Propos qui balaient tout le spectre possible, depuis la réaction enfantine spontanée devant le spectacle des singes (“oh ! ils sont marrants !”, “là, on dirait un être humain !”) jusqu’aux récits professionnels et empathiques des soigneurs.
Entre le spectateur et Nénette, il y a donc ces voix plus ou moins savantes, mais aussi la vitre de la cage, qui agit comme une surface-écran, à la fois transparente et barrière protectrice. On pourrait d’ailleurs s’amuser à comparer la vitre-cage de ce film avec les baies vitrées-prison dans le dernier Polanski, les deux faisant sourdre une tension entre le vraiment visible, le faussement visible et l’opaque.
Le “ghost writer” n’est-il pas un genre de singe savant, quelqu’un à qui l’on demande d’arrêter de penser et d’exécuter une pirouette (booster en quelques jours une autobiographie ennuyeuse).
Mais l’homme est un sujet pensant, et cela suffit à gripper la mécanique des leurres, des vérités cachées et des fausses transparences. Nénette, de son côté, être aussi nu qu’opaque, nous renvoie le miroir de nos origines lointaines, avant l’apparition du langage, quand l’homme n’était qu’un corps réduit à des fonctions vitales basiques : se nourrir, se reproduire, dormir. Nénette est un film modeste, mais un film-question, du genre grand petit film.
Le Monde - 31 mars 2010
Quelle que soit la sympathie que l’on éprouve pour sa rousse héroïne, Nénette est un film borné, fermé. On peut le revoir plusieurs fois, en découvrir de nouveaux détails, on ne sort pas de l’enfermement dans lequel Nicolas Philibert confine son spectateur, à l’image de Nénette, l’orang-outan femelle, doyenne de la singerie du Jardin des plantes de Paris.
Mais l’irritation, voire l’exaspération que suscite cet enfermement sont fructueuses. En les acceptant, on forcera le regard à faire une gymnastique salutaire qui changera un peu la façon dont on voit les êtres au cinéma.

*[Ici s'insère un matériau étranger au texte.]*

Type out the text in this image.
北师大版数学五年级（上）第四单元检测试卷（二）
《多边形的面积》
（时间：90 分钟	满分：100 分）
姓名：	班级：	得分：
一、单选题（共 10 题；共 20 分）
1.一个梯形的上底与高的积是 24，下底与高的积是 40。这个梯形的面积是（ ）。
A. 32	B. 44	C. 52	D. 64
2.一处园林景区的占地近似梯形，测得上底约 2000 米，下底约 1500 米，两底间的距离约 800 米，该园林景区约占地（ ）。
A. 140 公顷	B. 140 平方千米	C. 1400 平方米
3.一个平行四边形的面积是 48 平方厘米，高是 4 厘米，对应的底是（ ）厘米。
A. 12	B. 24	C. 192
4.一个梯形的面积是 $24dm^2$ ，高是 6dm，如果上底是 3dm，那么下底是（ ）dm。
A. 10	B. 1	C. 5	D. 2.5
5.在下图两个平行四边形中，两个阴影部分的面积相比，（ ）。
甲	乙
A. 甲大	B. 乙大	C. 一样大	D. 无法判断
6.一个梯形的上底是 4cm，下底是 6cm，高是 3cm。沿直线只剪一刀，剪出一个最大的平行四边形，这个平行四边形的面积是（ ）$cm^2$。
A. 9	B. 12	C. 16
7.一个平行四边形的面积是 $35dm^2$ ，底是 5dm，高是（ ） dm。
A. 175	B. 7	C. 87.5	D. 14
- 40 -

Nénette est donc filmée à travers la vitre sale de la singerie (l’hiver, pour la majorité des séquences) ou à travers la grille de sa cage d’été. On ne voit qu’elle, elle et ses congénères, les autres orangs-outans du Jardin des plantes, que l’on apprend à distinguer les uns des autres. La parenté étroite de la physionomie d’un orang-outan avec celle d’un humain déclenche un mécanisme d’identification fréquent au cinéma. On tente de se mettre à la place de Nénette que l’on voit contempler le monde du dedans, de se faire une idée de l’humanité qu’elle voit. Nous, nous ne faisons que l’entendre.
La bande-son du film est faite des commentaires des visiteurs, des professionnels (les soigneurs, il semble bien qu’on se soit débarrassé du terme « gardien » sans doute trop carcéral), des artistes, qui parlent en regardant Nénette qui les regarde. A plusieurs reprises, le regard triste du grand singe est en plein accord avec les mots, mais on s’aperçoit bientôt qu’il s’agit sans doute de coïncidence, et que dans le cas contraire on ne sera jamais en mesure d’établir la portée de ces correspondances.
Pour prendre un exemple tiré de l’un des plus fameux documentaires de ces dernières années, qui se trouve avoir été réalisé par Nicolas Philibert, Jojo et monsieur Lopez, les héros d’Être et avoir, étaient devenus des personnages à part entière dans l’imaginaire des spectateurs, nourrissant désirs et nostalgies.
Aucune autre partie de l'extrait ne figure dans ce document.